Senior Year 1st semester. Write up your research findings. A common format for a thesis includes: a literature review which describes the questions you are asking and how they fit into a larger body of research, the methods which you used to answer your questions, results which are the answers provided by your methods, and a discussion which summarizes your findings as they relate to a larger body of research, the limitations of the findings, and the implications these findings have for future research efforts. Reviewing completed Global Health undergraduate theses can provide insight into the depth of work required for the thesis.
Submit a first draft to your thesis director for feedback and be prepared to make multiple revisions. Give yourself plenty of time to incorporate these revisions as your thesis must be completed before graduation.

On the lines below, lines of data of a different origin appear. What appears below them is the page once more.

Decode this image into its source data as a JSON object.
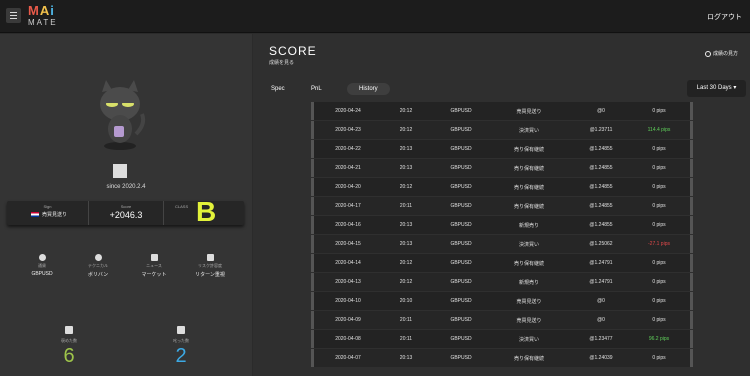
{
  "header": {
    "logo_main": "MAi",
    "logo_sub": "MATE",
    "logout": "ログアウト"
  },
  "profile": {
    "since": "since 2020.2.4",
    "sign_label": "Sign",
    "sign_value": "売買見送り",
    "score_label": "Score",
    "score_value": "+2046.3",
    "class_label": "CLASS",
    "class_value": "B",
    "tags": [
      {
        "label": "通貨",
        "value": "GBPUSD",
        "icon": "circle-icon"
      },
      {
        "label": "テクニカル",
        "value": "ボリバン",
        "icon": "gear-icon"
      },
      {
        "label": "ニュース",
        "value": "マーケット",
        "icon": "news-icon"
      },
      {
        "label": "リスク許容度",
        "value": "リターン重視",
        "icon": "chart-icon"
      }
    ],
    "praised_label": "褒めた数",
    "praised_value": "6",
    "scolded_label": "叱った数",
    "scolded_value": "2",
    "colors": {
      "class": "#e2f23a",
      "praised": "#9ec44a",
      "scolded": "#3ca9e4"
    }
  },
  "main": {
    "title": "SCORE",
    "subtitle": "成績を見る",
    "help": "成績の見方",
    "tabs": [
      "Spec",
      "PnL",
      "History"
    ],
    "active_tab": "History",
    "period": "Last 30 Days"
  },
  "history": [
    {
      "date": "2020-04-24",
      "time": "20:12",
      "pair": "GBPUSD",
      "action": "売買見送り",
      "rate": "@0",
      "pips": "0 pips",
      "pips_color": "#e0e0e0"
    },
    {
      "date": "2020-04-23",
      "time": "20:12",
      "pair": "GBPUSD",
      "action": "決済買い",
      "rate": "@1.23711",
      "pips": "114.4 pips",
      "pips_color": "#5fcf5a"
    },
    {
      "date": "2020-04-22",
      "time": "20:13",
      "pair": "GBPUSD",
      "action": "売り保有継続",
      "rate": "@1.24855",
      "pips": "0 pips",
      "pips_color": "#e0e0e0"
    },
    {
      "date": "2020-04-21",
      "time": "20:13",
      "pair": "GBPUSD",
      "action": "売り保有継続",
      "rate": "@1.24855",
      "pips": "0 pips",
      "pips_color": "#e0e0e0"
    },
    {
      "date": "2020-04-20",
      "time": "20:12",
      "pair": "GBPUSD",
      "action": "売り保有継続",
      "rate": "@1.24855",
      "pips": "0 pips",
      "pips_color": "#e0e0e0"
    },
    {
      "date": "2020-04-17",
      "time": "20:11",
      "pair": "GBPUSD",
      "action": "売り保有継続",
      "rate": "@1.24855",
      "pips": "0 pips",
      "pips_color": "#e0e0e0"
    },
    {
      "date": "2020-04-16",
      "time": "20:13",
      "pair": "GBPUSD",
      "action": "新規売り",
      "rate": "@1.24855",
      "pips": "0 pips",
      "pips_color": "#e0e0e0"
    },
    {
      "date": "2020-04-15",
      "time": "20:13",
      "pair": "GBPUSD",
      "action": "決済買い",
      "rate": "@1.25062",
      "pips": "-27.1 pips",
      "pips_color": "#e0484a"
    },
    {
      "date": "2020-04-14",
      "time": "20:12",
      "pair": "GBPUSD",
      "action": "売り保有継続",
      "rate": "@1.24791",
      "pips": "0 pips",
      "pips_color": "#e0e0e0"
    },
    {
      "date": "2020-04-13",
      "time": "20:12",
      "pair": "GBPUSD",
      "action": "新規売り",
      "rate": "@1.24791",
      "pips": "0 pips",
      "pips_color": "#e0e0e0"
    },
    {
      "date": "2020-04-10",
      "time": "20:10",
      "pair": "GBPUSD",
      "action": "売買見送り",
      "rate": "@0",
      "pips": "0 pips",
      "pips_color": "#e0e0e0"
    },
    {
      "date": "2020-04-09",
      "time": "20:11",
      "pair": "GBPUSD",
      "action": "売買見送り",
      "rate": "@0",
      "pips": "0 pips",
      "pips_color": "#e0e0e0"
    },
    {
      "date": "2020-04-08",
      "time": "20:11",
      "pair": "GBPUSD",
      "action": "決済買い",
      "rate": "@1.23477",
      "pips": "96.2 pips",
      "pips_color": "#5fcf5a"
    },
    {
      "date": "2020-04-07",
      "time": "20:13",
      "pair": "GBPUSD",
      "action": "売り保有継続",
      "rate": "@1.24039",
      "pips": "0 pips",
      "pips_color": "#e0e0e0"
    }
  ]
}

Senior Year (2nd semester). Decide, in consultation with your thesis director and committee, on a date for defending your thesis. In Global Health, defenses usually consist of the student presenting a 15-20 minute overview of his/her research (PowerPoint slides are often used and handouts are usually provided to the committee members) followed by a 45-60 minute discussion during which the student is expected to be able to answer questions about his/her work.
Obtain signatures from all committee members on the Honors signature sheet (You must bring this signature page to the defense). The signature sheet is held by your Thesis Director if revisions are required. Once any revisions have been completed, your thesis and the signature sheet are handed into the Honors office.
Honors Sections and Enrichment Contracts
For undergraduate courses in the School of Human Evolution and Social Change, the course instructor may choose to set up a formal honors section or work with students on enrichment contracts. Courses which have recently provided formal honors sections include, ASB 100, ASB 102 and ASB 222. Enrichment contracts are created on a case-by-case basis. Some courses, such as ASB 462, frequently offer enrichment contract opportunities where a group of students work on a common project designed by the students and the professor. View more information about honors enrichment contracts online. Instructors of graduate courses at the School of Human Evolution and Social Change may permit a small number of honors students to enroll in their course. If there is a graduate course which you feel would be important for your educational trajectory, please contact the instructor of the course about the possibility of enrolling.
The School of Human Evolution and Social Change offers a number of opportunities for undergraduates to get involved with faculty research, including Undergraduate Research Apprenticeships as well as Research Assistantship Awards.